The ionization constant of benzoic acid is $6.46 \times 10^{-5}$ and $\mathrm{Ksp}$ for silver benzoate is $2.5 \times 10^{-13}$. How many times is silver benzoate more soluble in a buffer of pH $3.19$ compared to its solubility in pure water?
Since $\mathrm{pH}=3.19$.
$\left[\mathrm{H}_{3} \mathrm{O}^{+}\right]=6.46 \times 10^{-4} \mathrm{M}$
$\mathrm{C}_{6} \mathrm{H}_{5} \mathrm{COOH}+\mathrm{H}_{2} \mathrm{O} \longleftrightarrow \mathrm{C}_{6} \mathrm{H}_{5} \mathrm{COO}^{-}+\mathrm{H}_{3} \mathrm{O}$
$K_{a} \frac{\left[\mathrm{C}_{6} \mathrm{H}_{5} \mathrm{COO}^{-}\right]\left[\mathrm{H}_{3} \mathrm{O}^{+}\right]}{\left[\mathrm{C}_{6} \mathrm{H}_{5} \mathrm{COOH}\right]}$
$\frac{\left[\mathrm{C}_{6} \mathrm{H}_{5} \mathrm{COOH}\right]}{\left[\mathrm{C}_{6} \mathrm{H}_{5} \mathrm{COO}^{-}\right]}=\frac{\left[\mathrm{H}_{3} \mathrm{O}^{+}\right]}{K_{a}}=\frac{6.46 \times 10^{-4}}{6.46 \times 10^{-5}}=10$
Let the solubility of $\mathrm{C}_{6} \mathrm{H}_{5} \mathrm{COOAg}$ be $x \mathrm{~mol} / \mathrm{L}$
Then,
$\left[\mathrm{Ag}^{+}\right]=x$
$\left[\mathrm{C}_{6} \mathrm{H}_{5} \mathrm{COOH}\right]+\left[\mathrm{C}_{6} \mathrm{H}_{5} \mathrm{COO}^{-}\right]=x$
$10\left[\mathrm{C}_{6} \mathrm{H}_{5} \mathrm{COO}^{-}\right]+\left[\mathrm{C}_{6} \mathrm{H}_{5} \mathrm{COO}^{-}\right]=x$
$\left[\mathrm{C}_{6} \mathrm{H}_{5} \mathrm{COO}^{-}\right]=\frac{x}{11}$
$K_{s p}\left[\mathrm{Ag}^{+}\right]\left[\mathrm{C}_{6} \mathrm{H}_{5} \mathrm{COO}^{-}\right]$
$2.5 \times 10^{-13}=x\left(\frac{x}{11}\right)$
$x=1.66 \times 10^{-6} \mathrm{~mol} / \mathrm{L}$
Thus, the solubility of silver benzoate in a pH $3.19$ solution is $1.66 \times 10^{-6} \mathrm{~mol} / \mathrm{L}$.

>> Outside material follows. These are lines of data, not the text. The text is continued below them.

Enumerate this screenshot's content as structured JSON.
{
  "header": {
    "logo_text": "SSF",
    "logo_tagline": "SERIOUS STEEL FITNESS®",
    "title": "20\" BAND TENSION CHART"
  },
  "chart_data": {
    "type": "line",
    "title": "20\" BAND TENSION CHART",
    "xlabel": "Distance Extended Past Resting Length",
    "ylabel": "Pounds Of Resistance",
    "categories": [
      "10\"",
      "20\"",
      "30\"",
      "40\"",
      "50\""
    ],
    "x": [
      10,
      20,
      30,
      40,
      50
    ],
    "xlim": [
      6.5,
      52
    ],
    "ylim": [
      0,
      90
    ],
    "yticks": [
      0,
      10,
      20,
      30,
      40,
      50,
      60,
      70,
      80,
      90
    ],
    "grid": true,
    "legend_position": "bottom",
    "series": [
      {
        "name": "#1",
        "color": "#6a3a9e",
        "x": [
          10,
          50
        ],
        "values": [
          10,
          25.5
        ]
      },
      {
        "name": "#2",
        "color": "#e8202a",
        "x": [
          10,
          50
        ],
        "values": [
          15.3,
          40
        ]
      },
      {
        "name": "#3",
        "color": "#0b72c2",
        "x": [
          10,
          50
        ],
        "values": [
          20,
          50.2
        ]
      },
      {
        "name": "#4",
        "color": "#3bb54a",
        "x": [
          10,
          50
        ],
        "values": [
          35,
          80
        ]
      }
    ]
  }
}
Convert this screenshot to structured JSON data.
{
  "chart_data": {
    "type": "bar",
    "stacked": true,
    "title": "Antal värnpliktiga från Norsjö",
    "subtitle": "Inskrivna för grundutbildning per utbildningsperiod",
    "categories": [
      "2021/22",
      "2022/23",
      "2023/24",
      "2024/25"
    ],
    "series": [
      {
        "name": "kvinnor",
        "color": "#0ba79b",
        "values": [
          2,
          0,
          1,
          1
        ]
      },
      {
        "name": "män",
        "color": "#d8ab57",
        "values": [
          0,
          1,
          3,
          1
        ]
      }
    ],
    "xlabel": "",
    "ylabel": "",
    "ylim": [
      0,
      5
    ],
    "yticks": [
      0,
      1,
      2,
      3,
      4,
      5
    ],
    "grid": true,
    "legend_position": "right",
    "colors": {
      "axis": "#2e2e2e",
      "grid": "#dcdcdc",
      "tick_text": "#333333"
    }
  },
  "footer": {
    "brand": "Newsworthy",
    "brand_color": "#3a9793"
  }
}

Now, let the solubility of $\mathrm{C}_{6} \mathrm{H}_{5} \mathrm{COOAg}$ be $x^{\prime} \mathrm{mol} / \mathrm{L}$.
Then, $\left[\mathrm{Ag}^{+}\right]=x^{\prime} \mathrm{M}$ and $\left[\mathrm{CH}_{3} \mathrm{COO}^{-}\right]=x^{\prime} \mathrm{M} .$
$K_{\text {sp }}=\left[\mathrm{Ag}^{+}\right]\left[\mathrm{CH}_{3} \mathrm{COO}^{-}\right]$
$K_{s p}=\left(x^{\prime}\right)^{2}$
$x^{\prime}=\sqrt{K_{s p}}=\sqrt{2.5 \times 10^{-13}}=5 \times 10^{-7} \mathrm{~mol} / \mathrm{L}$
$\therefore \frac{x}{x^{\prime}}=\frac{1.66 \times 10^{-6}}{5 \times 10^{-7}}=3.32$
Hence, $\mathrm{C}_{6} \mathrm{H}_{5} \mathrm{COOAg}$ is approximately $3.317$ times more soluble in a low pH solution.